DRINKING WATER TREATMENT SLUDGE AS AN EFFECTIVE ADSORBENT FOR LINEAR ALKYLBENZENE SULFONATE FROM SYNTHETIC SOLUTIONS

Abstract

Drinking water treatment sludge, a byproduct of the coagulation process in water purification plants, offers potential for sustainable reuse in environmental remediation. This study investigates alum sludge as a cost-effective adsorbent for removing Linear Alkylbenzene Sulfonate (LAS), a common anionic surfactant in laundry wastewater. Due to its persistence and toxicity, improper discharge of LAS poses serious ecological risks. This study proposes an eco-friendly approach by repurposing waste sludge to eliminate such pollutants. Characterization studies of sludge showed a loamy sand texture with a pH of 7.42 ± 0.06, bulk density of 0.64 ± 0.1 g/cm³, particle density of 2.00 ± 0.4 g/cm³, porosity of 0.68 ± 0.1, and point of zero charge (PZC) of 6.60 ± 0.04. Batch adsorption studies were conducted using the Methylene Blue Active Substances (MBAS) method to evaluate LAS removal under varying particle sizes, sludge dosages, contact times, and pH levels. Fine particles (<0.5 mm) achieved the highest removal efficiency (47.04 ± 1.32%), while coarser particles (>3.2 mm) were less effective. Adsorption efficiency increased with higher sludge-to-solution ratios, peaking at 99.52% at a 1:2 ratio; beyond this, no significant improvement occurred. Contact time studies found optimal removal (99.49 ± 0.20%) at 60 minutes, after which equilibrium was reached.
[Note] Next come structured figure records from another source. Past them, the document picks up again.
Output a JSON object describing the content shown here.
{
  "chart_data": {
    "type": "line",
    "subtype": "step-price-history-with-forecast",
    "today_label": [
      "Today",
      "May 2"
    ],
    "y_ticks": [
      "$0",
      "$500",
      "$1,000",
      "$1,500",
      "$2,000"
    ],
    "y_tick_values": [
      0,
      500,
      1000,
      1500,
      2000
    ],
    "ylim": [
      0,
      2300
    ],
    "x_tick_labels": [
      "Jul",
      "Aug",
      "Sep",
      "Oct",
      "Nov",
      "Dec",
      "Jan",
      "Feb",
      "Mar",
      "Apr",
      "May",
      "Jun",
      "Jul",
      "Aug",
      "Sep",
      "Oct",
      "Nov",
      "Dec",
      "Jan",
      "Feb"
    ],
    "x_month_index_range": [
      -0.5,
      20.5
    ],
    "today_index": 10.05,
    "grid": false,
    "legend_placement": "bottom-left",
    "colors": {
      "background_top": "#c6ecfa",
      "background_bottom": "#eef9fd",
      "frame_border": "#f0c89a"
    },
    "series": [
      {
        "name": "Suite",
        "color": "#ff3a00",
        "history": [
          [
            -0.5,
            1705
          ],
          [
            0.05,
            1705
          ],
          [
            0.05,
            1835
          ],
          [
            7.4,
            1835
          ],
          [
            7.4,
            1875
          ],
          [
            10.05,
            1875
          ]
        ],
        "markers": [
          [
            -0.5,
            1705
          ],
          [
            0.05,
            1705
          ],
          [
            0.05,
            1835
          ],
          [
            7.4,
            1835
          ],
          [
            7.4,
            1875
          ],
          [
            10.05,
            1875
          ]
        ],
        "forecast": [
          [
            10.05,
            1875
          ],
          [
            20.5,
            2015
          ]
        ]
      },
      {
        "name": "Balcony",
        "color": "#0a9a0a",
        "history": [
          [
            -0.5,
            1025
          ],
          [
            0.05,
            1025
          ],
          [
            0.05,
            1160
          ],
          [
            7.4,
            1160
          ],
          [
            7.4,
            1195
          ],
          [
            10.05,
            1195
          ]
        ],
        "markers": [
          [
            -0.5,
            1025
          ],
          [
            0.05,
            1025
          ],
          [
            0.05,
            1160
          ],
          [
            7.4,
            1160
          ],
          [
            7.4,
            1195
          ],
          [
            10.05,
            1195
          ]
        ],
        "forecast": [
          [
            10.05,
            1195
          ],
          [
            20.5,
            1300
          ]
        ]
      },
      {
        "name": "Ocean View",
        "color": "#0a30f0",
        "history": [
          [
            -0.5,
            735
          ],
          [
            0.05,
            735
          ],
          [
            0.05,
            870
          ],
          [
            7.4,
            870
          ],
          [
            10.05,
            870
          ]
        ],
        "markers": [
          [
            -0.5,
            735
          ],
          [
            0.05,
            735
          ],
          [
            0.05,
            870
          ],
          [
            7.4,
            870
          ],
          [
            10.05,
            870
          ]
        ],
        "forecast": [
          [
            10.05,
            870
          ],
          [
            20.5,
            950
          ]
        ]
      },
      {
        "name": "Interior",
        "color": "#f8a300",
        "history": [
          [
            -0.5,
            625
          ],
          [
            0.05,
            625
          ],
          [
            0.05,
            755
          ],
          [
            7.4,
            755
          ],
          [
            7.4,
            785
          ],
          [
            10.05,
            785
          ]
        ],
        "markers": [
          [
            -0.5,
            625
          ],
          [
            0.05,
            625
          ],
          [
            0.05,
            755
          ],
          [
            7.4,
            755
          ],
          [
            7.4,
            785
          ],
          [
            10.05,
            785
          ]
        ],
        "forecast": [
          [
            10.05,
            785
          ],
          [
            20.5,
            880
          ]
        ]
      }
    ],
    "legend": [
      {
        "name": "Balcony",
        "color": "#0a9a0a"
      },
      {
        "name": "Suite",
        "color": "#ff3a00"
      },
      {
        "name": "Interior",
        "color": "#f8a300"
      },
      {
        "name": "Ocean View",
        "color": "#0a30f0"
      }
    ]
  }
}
Lower pH (acidic pH) favored the adsorption process, and adsorption data fit the Langmuir isotherm model, suggesting monolayer surface coverage. These results highlight the potential of alum sludge in removing LAS from contaminated water, providing a low-cost, sustainable alternative to traditional adsorbents. The study supports waste valorization and lays the groundwork for eco-friendly surfactant removal methods using readily available industrial byproducts.